Vidal distrusted Hamilton, just as he distrusted his nemesis Thomas Jefferson, for their vision of an American Empire. While Hamilton was opposed to slavery, he accepted its continuation as the price of union.

Through its musical styles and casting, Hamilton claims the American Dream for those who were excluded, just like Martin Luther King or indeed Frederick Douglas in his famous 1846 speech:

"Americans! Your republican politics are flagrantly inconsistent. The existence of slavery in this country brands your republicanism as a sham, your humanity as a base pretense, and your Christianity as a lie."

But there are no words as pointed in Hamilton and it has come under fire from critics and historians.

The greatest?

In making politics the theme of musical theatre, there will inevitably be omissions and distortions.

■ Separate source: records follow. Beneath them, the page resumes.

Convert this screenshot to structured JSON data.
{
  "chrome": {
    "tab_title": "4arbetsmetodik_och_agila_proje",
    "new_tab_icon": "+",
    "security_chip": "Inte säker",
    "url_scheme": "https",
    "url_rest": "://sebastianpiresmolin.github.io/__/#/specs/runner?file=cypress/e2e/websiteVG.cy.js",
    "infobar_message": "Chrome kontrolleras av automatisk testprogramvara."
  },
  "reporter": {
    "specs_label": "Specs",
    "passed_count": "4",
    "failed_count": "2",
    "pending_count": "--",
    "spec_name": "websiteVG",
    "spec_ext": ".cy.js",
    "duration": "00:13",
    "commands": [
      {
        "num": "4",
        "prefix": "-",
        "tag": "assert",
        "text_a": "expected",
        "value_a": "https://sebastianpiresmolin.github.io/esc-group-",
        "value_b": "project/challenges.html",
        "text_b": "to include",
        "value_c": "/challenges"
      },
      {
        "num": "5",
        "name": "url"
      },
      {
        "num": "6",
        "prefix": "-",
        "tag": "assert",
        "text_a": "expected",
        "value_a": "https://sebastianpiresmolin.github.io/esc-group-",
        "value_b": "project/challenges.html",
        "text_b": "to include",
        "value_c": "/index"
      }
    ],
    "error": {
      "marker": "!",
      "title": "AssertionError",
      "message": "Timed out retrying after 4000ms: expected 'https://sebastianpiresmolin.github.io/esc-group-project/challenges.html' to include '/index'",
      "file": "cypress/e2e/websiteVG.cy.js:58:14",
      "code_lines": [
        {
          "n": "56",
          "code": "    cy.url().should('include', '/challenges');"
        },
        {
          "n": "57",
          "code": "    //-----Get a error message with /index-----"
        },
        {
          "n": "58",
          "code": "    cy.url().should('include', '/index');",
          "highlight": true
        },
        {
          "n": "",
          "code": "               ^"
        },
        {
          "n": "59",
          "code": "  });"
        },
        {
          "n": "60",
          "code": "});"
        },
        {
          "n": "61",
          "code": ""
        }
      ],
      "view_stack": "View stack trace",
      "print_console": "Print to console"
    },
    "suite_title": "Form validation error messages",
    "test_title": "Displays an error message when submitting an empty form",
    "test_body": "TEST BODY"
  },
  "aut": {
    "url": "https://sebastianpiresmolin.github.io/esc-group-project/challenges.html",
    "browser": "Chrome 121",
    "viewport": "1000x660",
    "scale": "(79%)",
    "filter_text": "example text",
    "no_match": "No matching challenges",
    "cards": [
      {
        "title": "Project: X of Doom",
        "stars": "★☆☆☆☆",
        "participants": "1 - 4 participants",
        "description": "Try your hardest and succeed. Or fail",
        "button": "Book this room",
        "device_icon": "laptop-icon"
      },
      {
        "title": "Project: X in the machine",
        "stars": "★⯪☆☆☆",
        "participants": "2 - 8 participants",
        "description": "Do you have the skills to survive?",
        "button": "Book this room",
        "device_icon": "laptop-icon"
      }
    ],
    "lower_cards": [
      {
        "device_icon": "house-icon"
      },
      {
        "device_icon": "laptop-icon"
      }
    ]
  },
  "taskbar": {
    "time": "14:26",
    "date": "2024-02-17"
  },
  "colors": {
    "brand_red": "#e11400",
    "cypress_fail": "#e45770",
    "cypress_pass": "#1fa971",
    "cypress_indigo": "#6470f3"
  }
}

Evita is hardly a definitive picture of Argentina under Peron, nor is Les Misérables a reliable guide to the Parisian revolts of 1832.

The hype around Hamilton is as much a product of the American belief system as it is of the extraordinary mix of words, music and story. One Washington critic claimed it as the greatest musical ever written, because it recognises

"the American Revolution … is ongoing even today, and there are Founders of America being born even as we speak."

Australian audiences, watching from home with stages empty and streets full of protesters, may respond with slightly less desperation to believe in this American origin story.